Microsoft has released several Solution Accelerators (SA) to supply additional functionality to your MOM environment. Currently there are six SAs, and one of those is called the Alert Tuning Solution Accelerator. According to Microsoft, the goal behind the ATSA is as follows:
A reduction or prevention of service incidents by using proactive remedial action
Faster and more effective responses to service incidents
Improved overall availability of services
An increase in user satisfaction
You can obtain the ATSA from http://www.microsoft.com/technet/itsolutions/cits/mo/smc/sts05.mspx. Once you download Alert_Tuning.msi and run the installer, you can begin working with the solution. The files are installed in your current user's My Documents directory. There are a handful of "goodies" you now have access to, including a test plan document, optimizing MOM alert volume guide, and the core alert tuning reports (Alert Tuning Reports.msi). These reports are MOM/Reporting Services reports that detail alert counts by date, by device, and processing rule. When you run the Alert Tuning Reports installer, it extracts three .rdl files onto your machine. Upload these report definition files via Report Manager and configure the report's data source to point to the OnePoint database.

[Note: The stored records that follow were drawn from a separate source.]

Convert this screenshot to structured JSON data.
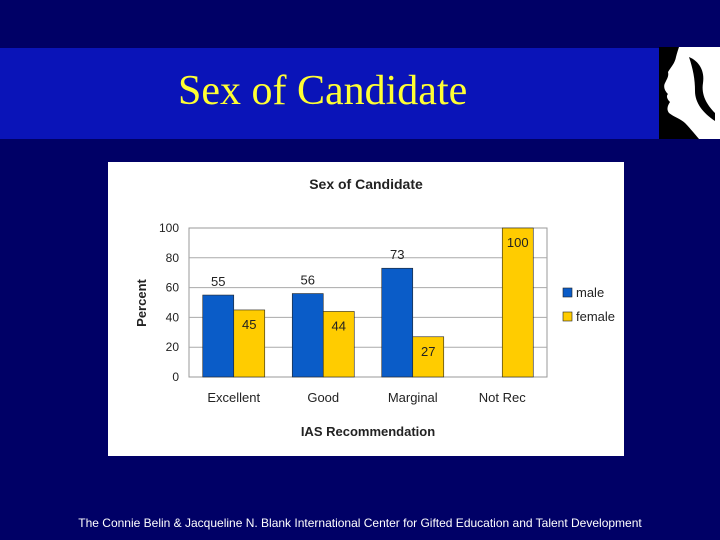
{
  "slide": {
    "title": "Sex of Candidate",
    "footer": "The Connie Belin & Jacqueline N. Blank International Center for Gifted Education and Talent Development"
  },
  "colors": {
    "background": "#000066",
    "title_band": "#0a14b8",
    "title_text": "#ffff33",
    "male": "#0a5cc8",
    "female": "#ffcc00"
  },
  "chart_data": {
    "type": "bar",
    "title": "Sex of Candidate",
    "xlabel": "IAS Recommendation",
    "ylabel": "Percent",
    "categories": [
      "Excellent",
      "Good",
      "Marginal",
      "Not Rec"
    ],
    "series": [
      {
        "name": "male",
        "values": [
          55,
          56,
          73,
          null
        ],
        "labels": [
          "55",
          "56",
          "73",
          ""
        ]
      },
      {
        "name": "female",
        "values": [
          45,
          44,
          27,
          100
        ],
        "labels": [
          "45",
          "44",
          "27",
          "100"
        ]
      }
    ],
    "ylim": [
      0,
      100
    ],
    "yticks": [
      "0",
      "20",
      "40",
      "60",
      "80",
      "100"
    ],
    "grid": true,
    "legend": "right"
  }
}
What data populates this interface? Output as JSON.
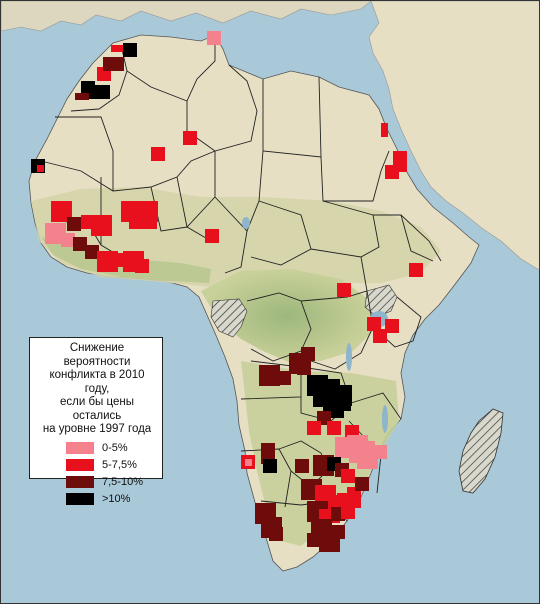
{
  "legend": {
    "title_lines": [
      "Снижение вероятности",
      "конфликта в 2010 году,",
      "если бы цены остались",
      "на уровне 1997 года"
    ],
    "items": [
      {
        "label": "0-5%",
        "color": "#f4828c"
      },
      {
        "label": "5-7,5%",
        "color": "#e8101c"
      },
      {
        "label": "7,5-10%",
        "color": "#6e0c0c"
      },
      {
        "label": ">10%",
        "color": "#000000"
      }
    ]
  },
  "colors": {
    "sea": "#a9c8d8",
    "desert": "#e6dfc4",
    "savanna": "#c9d19a",
    "forest": "#a8bd86",
    "border": "#222222"
  },
  "hatched_regions": [
    "Madagascar",
    "Gabon",
    "Uganda"
  ]
}
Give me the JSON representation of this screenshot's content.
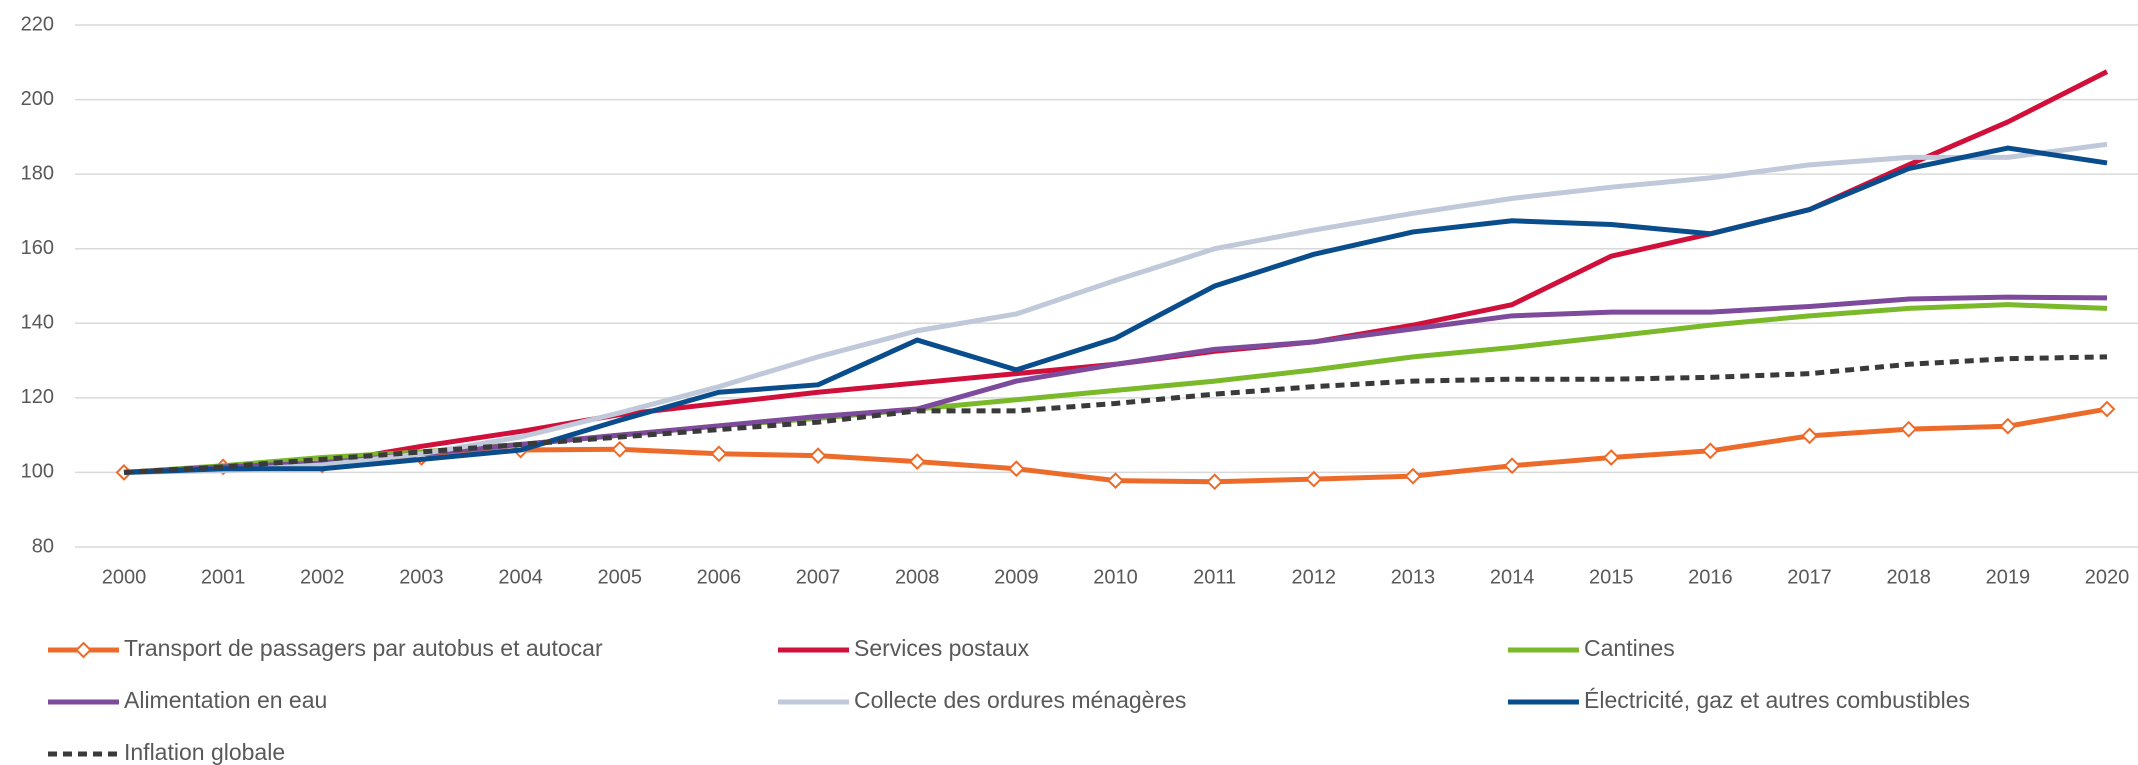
{
  "chart_data": {
    "type": "line",
    "categories": [
      "2000",
      "2001",
      "2002",
      "2003",
      "2004",
      "2005",
      "2006",
      "2007",
      "2008",
      "2009",
      "2010",
      "2011",
      "2012",
      "2013",
      "2014",
      "2015",
      "2016",
      "2017",
      "2018",
      "2019",
      "2020"
    ],
    "series": [
      {
        "name": "Transport de passagers par autobus et autocar",
        "color": "#ed6b2a",
        "marker": "diamond",
        "values": [
          100,
          101.5,
          102,
          104,
          106,
          106.2,
          105,
          104.5,
          102.9,
          101,
          97.8,
          97.5,
          98.2,
          99,
          101.8,
          104,
          105.8,
          109.8,
          111.6,
          112.4,
          117
        ]
      },
      {
        "name": "Services postaux",
        "color": "#d0103a",
        "values": [
          100,
          101.5,
          102.5,
          107,
          111,
          115.5,
          118.5,
          121.5,
          124,
          126.5,
          129,
          132.5,
          135,
          139.5,
          145,
          158,
          164,
          170.5,
          182.5,
          194,
          207.5
        ]
      },
      {
        "name": "Cantines",
        "color": "#7ab929",
        "values": [
          100,
          101.8,
          104,
          105.5,
          107.5,
          110,
          112.5,
          114.5,
          117,
          119.5,
          122,
          124.5,
          127.5,
          131,
          133.5,
          136.5,
          139.5,
          142,
          144,
          145,
          144
        ]
      },
      {
        "name": "Alimentation en eau",
        "color": "#7d4a9c",
        "values": [
          100,
          101.5,
          102.5,
          105,
          107.5,
          110,
          112.5,
          115,
          117,
          124.5,
          129,
          133,
          135,
          138.5,
          142,
          143,
          143,
          144.5,
          146.5,
          147,
          146.8
        ]
      },
      {
        "name": "Collecte des ordures ménagères",
        "color": "#bfc9d9",
        "values": [
          100,
          100.5,
          102,
          105,
          109.5,
          116,
          123,
          131,
          138,
          142.5,
          151.5,
          160,
          165,
          169.5,
          173.5,
          176.5,
          179,
          182.5,
          184.5,
          184.5,
          188
        ]
      },
      {
        "name": "Électricité, gaz et autres combustibles",
        "color": "#0a4d8c",
        "values": [
          100,
          101,
          101,
          103.5,
          106,
          114,
          121.5,
          123.5,
          135.5,
          127.5,
          136,
          150,
          158.5,
          164.5,
          167.5,
          166.5,
          164,
          170.5,
          181.5,
          187,
          183
        ]
      },
      {
        "name": "Inflation globale",
        "color": "#3a3a3a",
        "dashed": true,
        "values": [
          100,
          101.5,
          103.5,
          105.5,
          107.5,
          109.5,
          111.5,
          113.5,
          116.5,
          116.5,
          118.5,
          121,
          123,
          124.5,
          125,
          125,
          125.5,
          126.5,
          129,
          130.5,
          131
        ]
      }
    ],
    "ylim": [
      80,
      220
    ],
    "yticks": [
      80,
      100,
      120,
      140,
      160,
      180,
      200,
      220
    ],
    "grid": true,
    "legend_position": "bottom"
  }
}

The Optimizing MOM alert volume guide can be quite informative but we personally think its systematic approach to alert tuning is beyond the reach of most real-world organizations. Still, we encourage you to read this guide as it does contain some good information. One phase of the alert tuning process discussed in the volume guide is performing test cases on your tuned management pack rules; there is a sample test plan included that you can use as a template for your alert tuning test cases. Regardless of the time your organization can dedicate to tuning MOM alerts, I highly recommend you perform at least an initial test case for any management pack rules you have tuned!
Once you have installed the ATSA reports and read over the accompanying documentation it is time to begin tuning your MOM rules. I recommend a three-step process that leverages the ATSA reports:
Track down excessive alerts via the ATSA reports.
Tune the alert's corresponding rule in the Administrator Console.
Perform a test case of your tuned rule.